Humorkritik | September 2016

September 2016

Ist das Zeichen eines guten, eines wahren Scherzes nicht, daß er zugleich ein Vorschlag ist, ein Hinweis, eine Idee?
Peter Handke

Etikettenschlamp

Und damit zu einem zweiten Fall kühner Etikettierung, zur Anthologie »Die komischen deutschen Erzähler. 119 gewetzte Geschichten aus 400 Jahren« (Haffmans bei Zweitausendeins). Über das Wort »gewetzt« weiß ich nichts zu sagen, kann also nicht beurteilen, ob es angebracht oder verfehlt ist. Daß es sich um 119 Texte handelt: das ist gezähltermaßen richtig.

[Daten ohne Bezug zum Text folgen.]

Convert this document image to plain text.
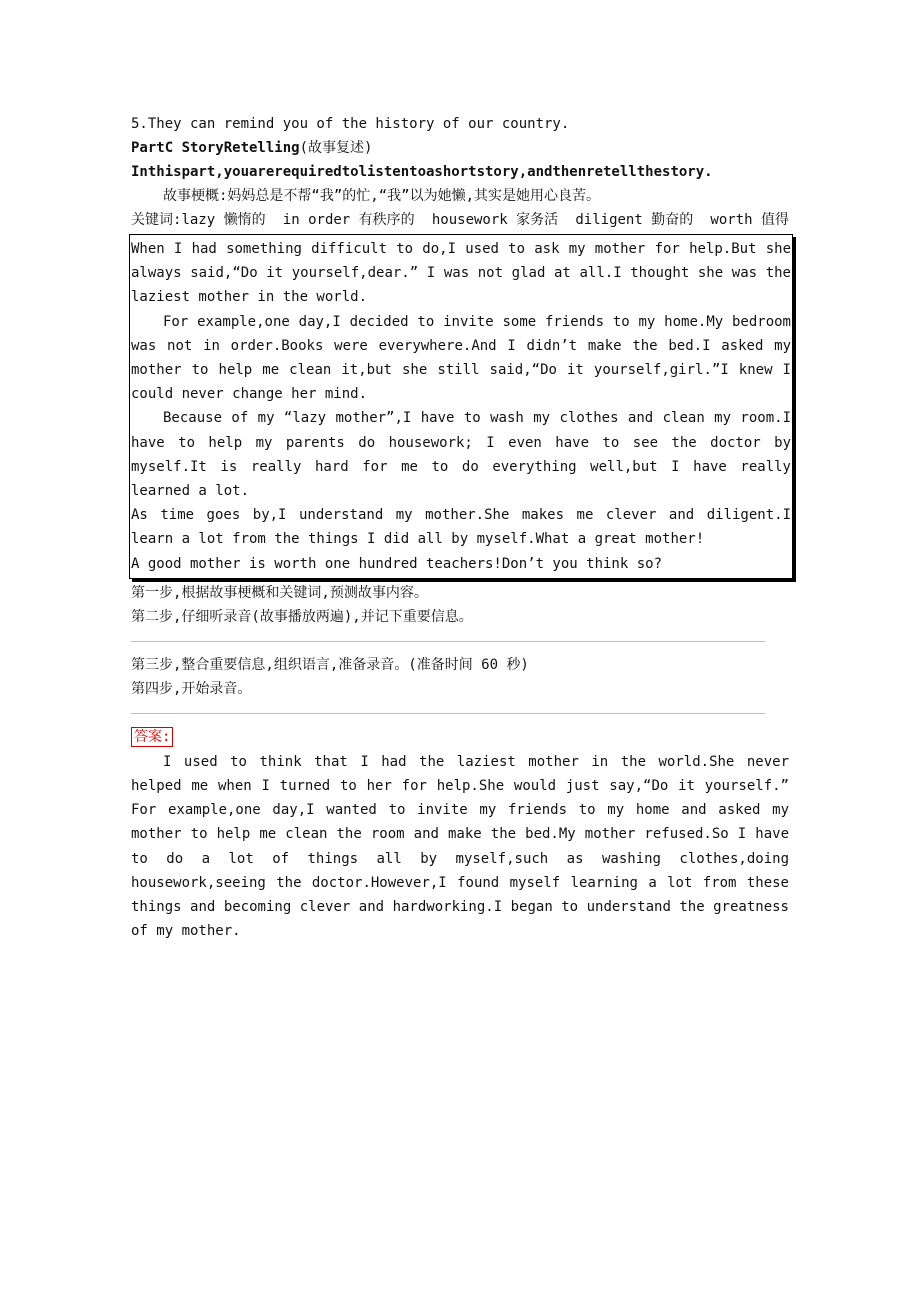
5.They can remind you of the history of our country.
PartC StoryRetelling(故事复述)
Inthispart,youarerequiredtolistentoashortstory,andthenretellthestory.
故事梗概:妈妈总是不帮“我”的忙,“我”以为她懒,其实是她用心良苦。
关键词:lazy 懒惰的 in order 有秩序的 housework 家务活 diligent 勤奋的 worth 值得

When I had something difficult to do,I used to ask my mother for help.But she always said,“Do it yourself,dear.” I was not glad at all.I thought she was the laziest mother in the world.

For example,one day,I decided to invite some friends to my home.My bedroom was not in order.Books were everywhere.And I didn’t make the bed.I asked my mother to help me clean it,but she still said,“Do it yourself,girl.”I knew I could never change her mind.

Because of my “lazy mother”,I have to wash my clothes and clean my room.I have to help my parents do housework; I even have to see the doctor by myself.It is really hard for me to do everything well,but I have really learned a lot.

As time goes by,I understand my mother.She makes me clever and diligent.I learn a lot from the things I did all by myself.What a great mother!

A good mother is worth one hundred teachers!Don’t you think so?

第一步,根据故事梗概和关键词,预测故事内容。
第二步,仔细听录音(故事播放两遍),并记下重要信息。
第三步,整合重要信息,组织语言,准备录音。(准备时间 60 秒)
第四步,开始录音。
答案:

I used to think that I had the laziest mother in the world.She never helped me when I turned to her for help.She would just say,“Do it yourself.” For example,one day,I wanted to invite my friends to my home and asked my mother to help me clean the room and make the bed.My mother refused.So I have to do a lot of things all by myself,such as washing clothes,doing housework,seeing the doctor.However,I found myself learning a lot from these things and becoming clever and hardworking.I began to understand the greatness of my mother.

Sonst aber stimmt an diesem vom alten Gerd Haffmans persönlich herausgegebenen und kuratierten Buch kaum etwas, fast: nichts.

»Komisch«? Darüber läßt sich streiten. Schöne, wenngleich ziemlich abgehangene Ware der zum Gutteil bereits längst verstorbenen (und deshalb wohl besonders kostengünstigen) Herren und Damen Johann Peter Hebel, Ludwig Börne, E.T.A. Hoffmann, Fanny Müller, Karl Valentin, Wolfgang Hildesheimer u.v.m. steht neben ungewohnt schwachen Beiträgen von, man staune, Loriot, Bertolt Brecht oder Frank Schulz; über schwer Staubiges (Gerhard Mensching), gänzlich Humorfreies (Thomas Manns Exkurs zu Friedrich II.) und Supermist wie Hirschhausens Toilettenprosa oder den Sexualkolumnenquark einer Frau Sophie Andresky tröstet mich immerhin die Entdeckung eines Christof Stählin und einer Karin Kusterer hinweg.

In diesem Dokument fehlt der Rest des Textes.